Not much of a _wolf_ really...

Although I have thought about doing a SM biker Librarian conversion, riding a lion...


----------



## Warlock in Training (Jun 10, 2008)

I think the DnD Minis would work great as TW mounts. There big enough. Green Stuff the Legs to fit around them and your good to go.


----------



## Truefaith (Oct 11, 2009)

Heroclix has a new model out, the Fenris Wolf. If you look in the modeling/ painting section you can find some of my pics.
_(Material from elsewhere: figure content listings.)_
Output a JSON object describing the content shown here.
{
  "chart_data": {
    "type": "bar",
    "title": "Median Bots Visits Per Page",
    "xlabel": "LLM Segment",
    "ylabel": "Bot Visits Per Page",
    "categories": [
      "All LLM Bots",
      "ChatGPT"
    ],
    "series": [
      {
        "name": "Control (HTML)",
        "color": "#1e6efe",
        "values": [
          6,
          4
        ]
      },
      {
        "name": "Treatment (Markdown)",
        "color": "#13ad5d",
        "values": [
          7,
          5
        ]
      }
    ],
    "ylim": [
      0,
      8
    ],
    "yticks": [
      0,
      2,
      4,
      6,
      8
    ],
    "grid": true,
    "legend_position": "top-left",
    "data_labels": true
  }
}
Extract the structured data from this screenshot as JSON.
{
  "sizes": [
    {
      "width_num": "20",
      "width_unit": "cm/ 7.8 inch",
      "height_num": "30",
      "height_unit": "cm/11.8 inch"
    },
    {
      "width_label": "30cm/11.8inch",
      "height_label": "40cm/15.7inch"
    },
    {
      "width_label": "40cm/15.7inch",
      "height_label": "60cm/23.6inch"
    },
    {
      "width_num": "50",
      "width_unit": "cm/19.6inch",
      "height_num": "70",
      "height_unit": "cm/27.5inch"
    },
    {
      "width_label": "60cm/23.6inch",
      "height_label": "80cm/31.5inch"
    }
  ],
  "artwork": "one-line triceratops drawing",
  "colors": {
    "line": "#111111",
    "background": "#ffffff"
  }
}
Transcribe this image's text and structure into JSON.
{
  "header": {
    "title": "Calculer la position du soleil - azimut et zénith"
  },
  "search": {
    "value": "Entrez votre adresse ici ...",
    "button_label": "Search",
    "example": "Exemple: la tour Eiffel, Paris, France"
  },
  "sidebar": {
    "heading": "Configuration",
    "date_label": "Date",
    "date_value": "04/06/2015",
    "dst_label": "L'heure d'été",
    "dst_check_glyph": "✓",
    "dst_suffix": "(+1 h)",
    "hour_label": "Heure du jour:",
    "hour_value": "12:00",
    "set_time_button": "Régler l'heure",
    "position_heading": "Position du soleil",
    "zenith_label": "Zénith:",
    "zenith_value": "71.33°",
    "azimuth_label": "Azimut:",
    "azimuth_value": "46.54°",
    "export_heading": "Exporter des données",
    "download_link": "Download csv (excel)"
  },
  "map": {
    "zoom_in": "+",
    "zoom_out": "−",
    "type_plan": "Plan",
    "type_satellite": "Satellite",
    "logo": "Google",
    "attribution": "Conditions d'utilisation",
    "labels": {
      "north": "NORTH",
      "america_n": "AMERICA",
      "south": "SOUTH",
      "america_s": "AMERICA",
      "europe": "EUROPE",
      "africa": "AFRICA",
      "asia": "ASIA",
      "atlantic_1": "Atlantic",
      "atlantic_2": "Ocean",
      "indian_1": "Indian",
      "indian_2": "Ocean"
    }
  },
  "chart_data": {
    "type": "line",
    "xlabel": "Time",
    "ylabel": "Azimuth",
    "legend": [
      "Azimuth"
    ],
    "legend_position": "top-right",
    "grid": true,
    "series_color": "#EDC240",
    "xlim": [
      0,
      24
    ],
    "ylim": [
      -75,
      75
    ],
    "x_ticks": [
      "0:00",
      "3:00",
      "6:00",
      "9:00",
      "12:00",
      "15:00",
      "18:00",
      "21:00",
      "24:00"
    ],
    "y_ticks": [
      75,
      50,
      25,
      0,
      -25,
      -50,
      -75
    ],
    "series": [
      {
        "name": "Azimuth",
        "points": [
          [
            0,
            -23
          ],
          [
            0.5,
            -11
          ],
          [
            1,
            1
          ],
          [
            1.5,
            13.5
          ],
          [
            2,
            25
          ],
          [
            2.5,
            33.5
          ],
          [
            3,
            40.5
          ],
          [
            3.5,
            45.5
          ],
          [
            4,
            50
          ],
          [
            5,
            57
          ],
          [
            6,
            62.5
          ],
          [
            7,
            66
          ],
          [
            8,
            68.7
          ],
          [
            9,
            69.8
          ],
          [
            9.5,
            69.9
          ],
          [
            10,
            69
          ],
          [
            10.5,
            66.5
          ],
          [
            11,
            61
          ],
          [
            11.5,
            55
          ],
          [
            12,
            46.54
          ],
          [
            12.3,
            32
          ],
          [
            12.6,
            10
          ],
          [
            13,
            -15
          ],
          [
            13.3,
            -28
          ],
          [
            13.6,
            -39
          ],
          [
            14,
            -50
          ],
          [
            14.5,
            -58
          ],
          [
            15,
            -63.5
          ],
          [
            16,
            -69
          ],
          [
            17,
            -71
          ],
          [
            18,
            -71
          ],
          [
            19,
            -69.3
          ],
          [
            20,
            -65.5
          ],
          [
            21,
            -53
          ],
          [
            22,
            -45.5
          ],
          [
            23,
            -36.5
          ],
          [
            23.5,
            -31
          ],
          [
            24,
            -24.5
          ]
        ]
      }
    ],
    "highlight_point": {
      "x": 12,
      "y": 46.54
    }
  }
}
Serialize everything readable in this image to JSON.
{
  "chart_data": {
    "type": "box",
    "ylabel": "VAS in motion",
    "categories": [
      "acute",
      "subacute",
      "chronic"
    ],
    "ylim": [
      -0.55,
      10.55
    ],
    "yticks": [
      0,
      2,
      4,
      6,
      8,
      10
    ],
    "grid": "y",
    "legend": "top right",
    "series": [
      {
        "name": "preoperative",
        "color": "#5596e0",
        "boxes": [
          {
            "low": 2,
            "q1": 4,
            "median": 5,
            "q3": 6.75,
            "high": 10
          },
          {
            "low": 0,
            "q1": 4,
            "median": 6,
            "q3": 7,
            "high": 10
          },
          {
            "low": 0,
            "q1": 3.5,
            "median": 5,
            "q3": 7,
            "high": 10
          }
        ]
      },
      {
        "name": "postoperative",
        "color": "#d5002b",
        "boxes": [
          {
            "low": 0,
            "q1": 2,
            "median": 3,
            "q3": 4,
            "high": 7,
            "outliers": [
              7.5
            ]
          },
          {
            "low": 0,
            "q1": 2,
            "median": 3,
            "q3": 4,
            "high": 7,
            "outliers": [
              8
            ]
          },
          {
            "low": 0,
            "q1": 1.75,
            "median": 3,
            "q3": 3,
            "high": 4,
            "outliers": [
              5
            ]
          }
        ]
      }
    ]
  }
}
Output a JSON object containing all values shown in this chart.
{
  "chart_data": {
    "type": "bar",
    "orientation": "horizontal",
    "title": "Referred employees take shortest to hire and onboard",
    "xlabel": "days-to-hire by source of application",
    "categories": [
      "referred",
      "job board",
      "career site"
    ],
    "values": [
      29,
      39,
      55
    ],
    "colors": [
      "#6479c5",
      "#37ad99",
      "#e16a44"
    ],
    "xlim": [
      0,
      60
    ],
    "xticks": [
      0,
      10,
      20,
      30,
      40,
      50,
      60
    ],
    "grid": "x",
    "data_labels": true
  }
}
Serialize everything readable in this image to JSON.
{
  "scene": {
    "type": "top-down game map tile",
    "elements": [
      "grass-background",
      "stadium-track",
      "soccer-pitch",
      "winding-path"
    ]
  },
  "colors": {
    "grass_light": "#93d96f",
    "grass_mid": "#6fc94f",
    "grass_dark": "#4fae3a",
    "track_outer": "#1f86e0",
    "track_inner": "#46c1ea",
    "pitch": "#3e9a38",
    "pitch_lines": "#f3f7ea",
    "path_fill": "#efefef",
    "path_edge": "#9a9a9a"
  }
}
The wolf is the perfect size, you just have to green stuff a saddle and some armor, and break the marines legs and attach and green stuff them. 

Peace


----------



## The_Lone_Wolf (Jan 8, 2010)

The white wolves in the army picture are different to the chaos warhounds.And 'Winterous' (no offence) I am planning to use the lions for my thunderwolf cavalry, getting isnspiration from a guy who greenstuffed the whole rest of the lion, I was just showing you my way (i.e. the lazy way).


----------



## KhainiteAssassin (Mar 18, 2009)

The_Lone_Wolf said:


> The white wolves in the army picture are different to the chaos warhounds.And 'Winterous' (no offence) I am planning to use the lions for my thunderwolf cavalry, getting isnspiration from a guy who greenstuffed the whole rest of the lion, I was just showing you my way (i.e. the lazy way).


the white wolves are old Metal Chaos warhounds who were converted to remove their hair, but they ARE Chaos Warhounds


----------



## Bane_of_Kings (Oct 28, 2009)

thats what i meant.....


----------



## Winterous (Mar 30, 2009)

Bane_of_Kings said:


> thats what i meant.....


Well, since you necro'd.

http://www.games-workshop.com/gws/catalog/productDetail.jsp?catId=cat1620227&prodId=prod1290040

Those make fantastic wolves, considering they are wolves.
We found a few in the cupboard a couple of days ago, they're Vampire Counts Dire Wolves from ages ago.


----------



## The_Lone_Wolf (Jan 8, 2010)

Sorry, ban of kings is my other name...


----------



## The_Lone_Wolf (Jan 8, 2010)

Im using them 4 fenrisian wolves nd the HE chariot lions 4 thunda wolves


----------